Many of the First Hundredargued for sites other than Underhill, arguing in a way that they didn’t even recognize as part of their group nature; but Sax was adamant, shrugging off requests for Olympus Mons, low orbit, Pseudophobos, Sheffield, Odessa, Hell’s Gate, Sabishii, Senzeni Na, Acheron, the south polar cap, Mangala, and on the high seas. He insisted that the setting for such a procedure was a critical factor, as experiments on context had proved. Coyote brayed most inappropriately at his description of the experiment with students in scuba gear learning word lists on the floor of the North Sea, but data were data, and given the data, why not do their experiment in the place where they would get the best results? The stakes were high enough to justify doing everything they could to get it right. After all, Sax pointed out, if their memories were returned to them intact, anything might be possible — anything — breakthroughs on other fronts, a defeat of the quick decline, health that lasted centuries more, an ever-expanding community of garden worlds, from thence perhaps up again in some emergent phase change to a higher level of progress, into some realm of wisdom that could not even be imagined at this point — they teetered on the edge of some such golden age, Sax told them. But it all depended on wholeness of mind. Nothing could continue without wholeness of mind. And so he insisted on Underhill.

“You’re too sure,” Marina complained; she had been arguing for Acheron. “You have to keep more of an open mind about things.”

“Yes yes.” Keep an open mind. This was easy for Sax, his mind was a lab that had burned down. Now he stood in the open air. And no one could refute the logic of Underhill, not Marina nor any of the rest of them. Those who objected were afraid, he thought — afraid of the power of the past. They did not want to acknowledge that power over them, they did not want to give themselves fully over to it. But that was what they needed to do. Certainly Michel would have supported the choice of Underhill, had he been still among them. Place was crucial, all their lives had served to show that. And even the people dubious, or skeptical, or afraid — i.e. all of them — had to admit that Underhill was the appropriate place, given what they were trying to do.

So in the end they agreed to meet there.

At this point Underhill was a kind of museum, kept in the state it had been in in 2138, the last year it had been a functioning piste stop. This meant that it did not look exactly as it had in the years of their occupancy, but the older parts were all still there, so the changes since wouldn’t affect their project much, Sax judged. After his arrival with several others he took a walk around to see, and there the old buildings all were: the original four habitats, dropped whole from space; their junk heaps; Nadia’s square of barrel vault chambers, with their domed center; Hiroko’s greenhouse framework, its enclosing bubble gone; Nadia’s trench arcade off to the northwest; Chernobyl; the salt pyramids; and finally the Alchemist’s Quarter, where Sax ended his walk, wandering around in the warren of buildings and pipes, trying to ready himself for the next day’s experience. Trying for an open mind.

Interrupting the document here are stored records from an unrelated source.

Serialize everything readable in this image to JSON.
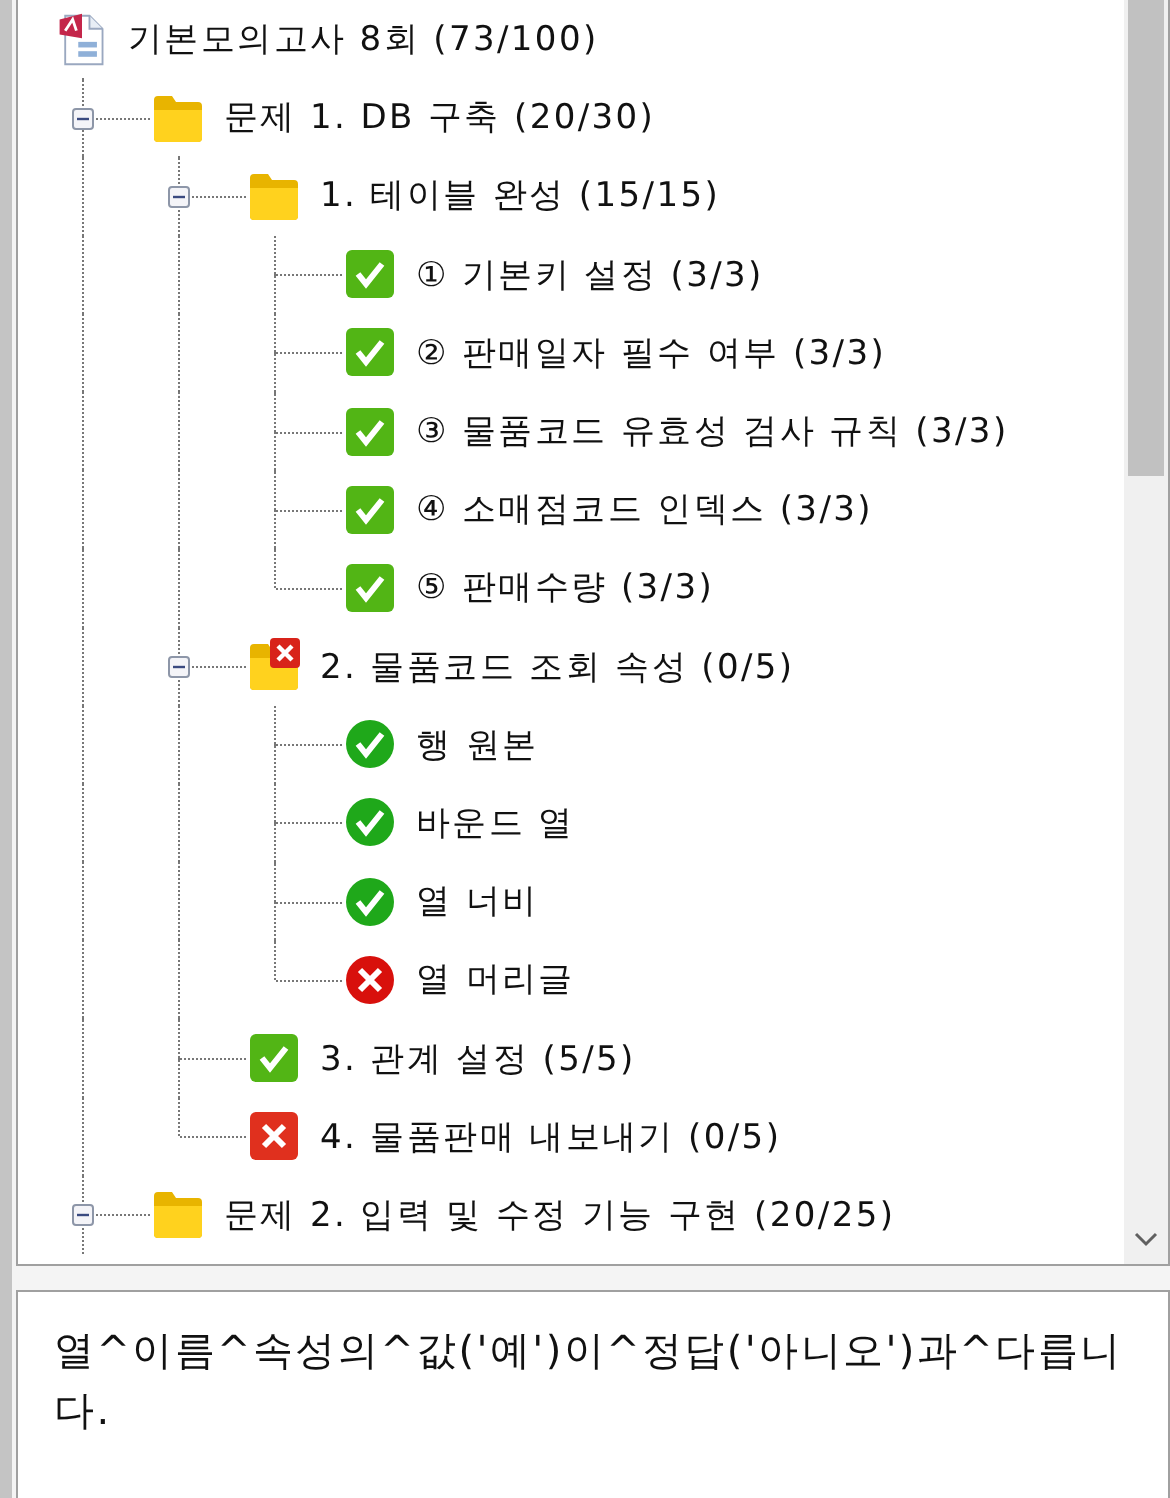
{
  "tree": [
    {
      "label": "기본모의고사 8회 (73/100)",
      "kind": "document",
      "children": [
        {
          "label": "문제 1. DB 구축 (20/30)",
          "kind": "folder",
          "passed": true,
          "expanded": true,
          "children": [
            {
              "label": "1. 테이블 완성 (15/15)",
              "kind": "folder",
              "passed": true,
              "expanded": true,
              "children": [
                {
                  "label": "① 기본키 설정 (3/3)",
                  "kind": "task",
                  "passed": true
                },
                {
                  "label": "② 판매일자 필수 여부 (3/3)",
                  "kind": "task",
                  "passed": true
                },
                {
                  "label": "③ 물품코드 유효성 검사 규칙 (3/3)",
                  "kind": "task",
                  "passed": true
                },
                {
                  "label": "④ 소매점코드 인덱스 (3/3)",
                  "kind": "task",
                  "passed": true
                },
                {
                  "label": "⑤ 판매수량 (3/3)",
                  "kind": "task",
                  "passed": true
                }
              ]
            },
            {
              "label": "2. 물품코드 조회 속성 (0/5)",
              "kind": "folder",
              "passed": false,
              "expanded": true,
              "children": [
                {
                  "label": "행 원본",
                  "kind": "check",
                  "passed": true
                },
                {
                  "label": "바운드 열",
                  "kind": "check",
                  "passed": true
                },
                {
                  "label": "열 너비",
                  "kind": "check",
                  "passed": true
                },
                {
                  "label": "열 머리글",
                  "kind": "check",
                  "passed": false
                }
              ]
            },
            {
              "label": "3. 관계 설정 (5/5)",
              "kind": "task",
              "passed": true
            },
            {
              "label": "4. 물품판매 내보내기 (0/5)",
              "kind": "task",
              "passed": false
            }
          ]
        },
        {
          "label": "문제 2. 입력 및 수정 기능 구현 (20/25)",
          "kind": "folder",
          "passed": true,
          "expanded": true
        }
      ]
    }
  ],
  "message": "열^이름^속성의^값('예')이^정답('아니오')과^다릅니다."
}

Already his memory was seething, as if trying to prove that it needed no help to do its work. Here among these buildings he had first witnessed the transformative power of technology over the blank materiality of nature; they had started with just rocks and gases, really, and from that they had extracted and purified and transformed and recombined and shaped, in so many different ways that no one person could keep good track of them all, nor even imagine their effect. So he had seen but he had not understood: and they had acted perpetually in ignorance of their true powers, and with (perhaps as a result) very little sense of what they were trying for. But there in the Alchemist’s Quarter, he hadn’t been able to see that. He had been so sure that the world made green would be a fine place.